Thursday, March 20, 2014

March 14 Chronicle of Higher Education Crossword and the Einstellung effect

The recent Chronicle of Higher Ed crossword  by Jacob Stulberg  (Edited by Jeffrey Harris) entitled 'States of Matter' is a great example of a theme puzzle that nicely illustrates the problem solving phenomenon called Einstellung, which is a german word used to indicate getting stuck in a mental set and thus be unable to  solve a problem.

The canonical study about Einstellung was Luchin's water jug problem,
which was featured in Die Hard III:

Subjects in Luchin's studies (who did this in the 1940s, and presumably hadn't seen Die Hard)  first solved several easy problems that got them into the mindset of adding smaller amounts together to fill a larger jug.  So , they put a 1 gallon +  a 2 gallon jug to fill a 4 gallon jug with 3 gallons of water.  The test was something like trying to fill a 5 gallon jug with 4 gallons, given only a 1 gallon and a 2 gallon.  This is the crux of insight-based problems solving, and related to the 'thinking outside the box' problem

What does this have to do with the Chronicle crossword?

(spoilers below)

The States of Matter is a theme puzzle and also a rebus puzzle.  This means that you need to fit multiple letters, or even an entire word, in a single box. many times, when solving a rebus puzzle, a solver only realizes it after they are having a hard time answering the long answers--the first case of Einstellung.  You get accustomed to the rule of 1-letter =1-box, and it takes a while to challenge that assumption.  But most avid puzzle-solvers are probably able to detect this after a while. But this theme is especially tricky, because the across and down rebuses are different.  For example, we have

4A: Shade similar to sapphire. (_ _ _ _ _)
4D: Lake Mead feeder. (_ _ _ _ _ _)

When I hit this clue, I actually knew the answer to the down clue--the Colorado River.  This didn't fit in the space allowed, so I moved on.  Similarly, for 4A, I was stymied because there are many bluegreen colors, but nothing stood out.  Once I had completed some fill, I saw that 4D was (_ RIVER), and before long worked out that 4A was (_BLUE), and realized there was a rebus theme at work, but then I really got stuck.  Was colorado blue a color?

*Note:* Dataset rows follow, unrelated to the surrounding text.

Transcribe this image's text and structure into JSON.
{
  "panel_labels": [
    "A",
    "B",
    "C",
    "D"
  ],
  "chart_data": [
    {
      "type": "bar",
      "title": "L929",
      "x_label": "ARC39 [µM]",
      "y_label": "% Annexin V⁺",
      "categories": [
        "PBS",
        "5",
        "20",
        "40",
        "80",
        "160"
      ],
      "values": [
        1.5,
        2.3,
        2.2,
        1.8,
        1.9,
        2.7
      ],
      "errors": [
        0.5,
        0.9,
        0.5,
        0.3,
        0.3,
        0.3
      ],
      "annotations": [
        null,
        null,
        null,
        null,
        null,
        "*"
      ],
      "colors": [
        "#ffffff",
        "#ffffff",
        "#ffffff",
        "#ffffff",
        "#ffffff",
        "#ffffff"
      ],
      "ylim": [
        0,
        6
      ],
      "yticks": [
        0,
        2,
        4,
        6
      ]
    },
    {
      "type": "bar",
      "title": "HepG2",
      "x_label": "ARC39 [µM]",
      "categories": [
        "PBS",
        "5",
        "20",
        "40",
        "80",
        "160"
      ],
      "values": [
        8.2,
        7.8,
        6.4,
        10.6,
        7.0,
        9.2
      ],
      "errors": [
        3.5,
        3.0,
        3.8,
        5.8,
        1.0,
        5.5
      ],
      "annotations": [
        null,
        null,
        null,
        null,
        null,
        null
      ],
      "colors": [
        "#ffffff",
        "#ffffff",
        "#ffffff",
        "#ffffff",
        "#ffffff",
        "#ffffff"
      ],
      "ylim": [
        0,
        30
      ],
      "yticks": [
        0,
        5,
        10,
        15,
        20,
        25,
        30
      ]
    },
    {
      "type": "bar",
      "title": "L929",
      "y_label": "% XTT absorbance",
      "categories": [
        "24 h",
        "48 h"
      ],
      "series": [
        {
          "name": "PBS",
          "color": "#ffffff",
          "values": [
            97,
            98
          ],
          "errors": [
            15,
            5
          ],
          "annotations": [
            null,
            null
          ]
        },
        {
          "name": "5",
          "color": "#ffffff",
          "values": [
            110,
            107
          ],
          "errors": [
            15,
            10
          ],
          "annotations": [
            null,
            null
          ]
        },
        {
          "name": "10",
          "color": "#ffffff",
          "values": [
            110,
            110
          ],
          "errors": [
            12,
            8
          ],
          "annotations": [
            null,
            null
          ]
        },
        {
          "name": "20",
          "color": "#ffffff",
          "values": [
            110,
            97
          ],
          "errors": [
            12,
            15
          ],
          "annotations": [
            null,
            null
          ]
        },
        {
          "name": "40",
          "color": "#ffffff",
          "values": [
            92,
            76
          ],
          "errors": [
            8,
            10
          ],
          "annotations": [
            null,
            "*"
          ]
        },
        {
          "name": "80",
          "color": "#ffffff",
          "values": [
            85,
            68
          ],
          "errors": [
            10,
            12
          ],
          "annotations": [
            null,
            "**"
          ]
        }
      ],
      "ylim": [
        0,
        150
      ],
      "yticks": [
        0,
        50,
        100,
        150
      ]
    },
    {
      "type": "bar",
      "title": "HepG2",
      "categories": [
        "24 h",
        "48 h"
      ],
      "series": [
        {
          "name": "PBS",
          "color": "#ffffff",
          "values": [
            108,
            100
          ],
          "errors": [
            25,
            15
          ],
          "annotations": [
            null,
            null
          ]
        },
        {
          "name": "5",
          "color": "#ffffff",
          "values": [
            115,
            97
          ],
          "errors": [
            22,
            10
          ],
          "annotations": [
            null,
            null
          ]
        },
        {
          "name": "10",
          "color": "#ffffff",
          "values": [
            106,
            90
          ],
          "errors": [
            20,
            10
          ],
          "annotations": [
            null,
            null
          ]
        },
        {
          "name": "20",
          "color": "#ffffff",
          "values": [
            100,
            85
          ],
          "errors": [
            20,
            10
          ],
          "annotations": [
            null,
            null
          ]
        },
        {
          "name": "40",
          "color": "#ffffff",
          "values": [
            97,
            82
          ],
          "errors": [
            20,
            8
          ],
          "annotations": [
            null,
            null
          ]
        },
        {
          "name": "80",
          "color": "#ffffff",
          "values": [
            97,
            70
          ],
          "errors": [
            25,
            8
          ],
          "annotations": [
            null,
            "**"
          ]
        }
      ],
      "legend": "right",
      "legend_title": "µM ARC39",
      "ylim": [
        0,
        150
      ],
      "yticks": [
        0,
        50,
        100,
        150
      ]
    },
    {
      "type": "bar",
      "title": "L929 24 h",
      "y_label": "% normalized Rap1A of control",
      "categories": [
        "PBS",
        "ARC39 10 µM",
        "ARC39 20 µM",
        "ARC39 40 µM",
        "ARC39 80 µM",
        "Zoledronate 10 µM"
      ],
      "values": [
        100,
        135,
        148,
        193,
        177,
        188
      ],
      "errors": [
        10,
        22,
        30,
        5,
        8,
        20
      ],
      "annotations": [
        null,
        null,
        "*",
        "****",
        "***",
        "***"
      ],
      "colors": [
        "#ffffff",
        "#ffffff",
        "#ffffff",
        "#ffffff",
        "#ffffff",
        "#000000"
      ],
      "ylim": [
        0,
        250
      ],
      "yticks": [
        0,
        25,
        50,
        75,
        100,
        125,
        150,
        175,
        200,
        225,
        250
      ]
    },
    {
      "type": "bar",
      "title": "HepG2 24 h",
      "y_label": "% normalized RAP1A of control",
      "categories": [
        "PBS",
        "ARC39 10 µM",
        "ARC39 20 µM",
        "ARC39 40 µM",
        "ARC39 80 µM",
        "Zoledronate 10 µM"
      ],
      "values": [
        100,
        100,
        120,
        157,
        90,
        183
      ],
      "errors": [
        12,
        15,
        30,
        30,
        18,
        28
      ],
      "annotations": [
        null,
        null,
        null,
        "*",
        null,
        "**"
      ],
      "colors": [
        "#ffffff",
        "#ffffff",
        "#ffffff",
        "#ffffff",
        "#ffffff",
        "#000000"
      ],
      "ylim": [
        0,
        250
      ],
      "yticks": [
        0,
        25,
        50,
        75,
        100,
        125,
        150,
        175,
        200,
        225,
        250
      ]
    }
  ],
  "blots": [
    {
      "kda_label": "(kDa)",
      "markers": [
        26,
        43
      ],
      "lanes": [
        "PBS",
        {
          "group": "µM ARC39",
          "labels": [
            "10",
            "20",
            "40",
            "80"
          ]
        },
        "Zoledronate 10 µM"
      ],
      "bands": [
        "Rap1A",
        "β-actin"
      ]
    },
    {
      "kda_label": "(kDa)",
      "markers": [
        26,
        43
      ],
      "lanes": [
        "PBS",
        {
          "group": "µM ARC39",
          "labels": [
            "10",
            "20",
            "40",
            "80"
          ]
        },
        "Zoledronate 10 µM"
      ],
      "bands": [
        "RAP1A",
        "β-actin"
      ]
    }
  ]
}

A bit more solving and I got into a similar situation with 9A/D:

9A: Alternative to plastic wrap
9D: Cocktail made with sloe gin

After trying out some ideas (sloe gin fizz couldn't be right), and getting some more hints about the theme (Tin foil? Aluminum foil?), I figured out 9D ended with SLAMMER. But was an Aluminum or Tin slammers anything? I got on the right track by thinking about the periodic table abbreviation for Tin, which is SN. Looking back to the title (states of matter), I realized we have abbreviations for both states and elements, and then was able to escape the Einstellung, and get AL = Aluminum/Alabama; CO=Cobalt/Colorado, and so on.

The process here also involved the role of analogy in problem solving, which I'll probably save for another blog.

Anyway, a nice theme puzzle by Jacob Stulberg that makes the solver think 'outside the box'.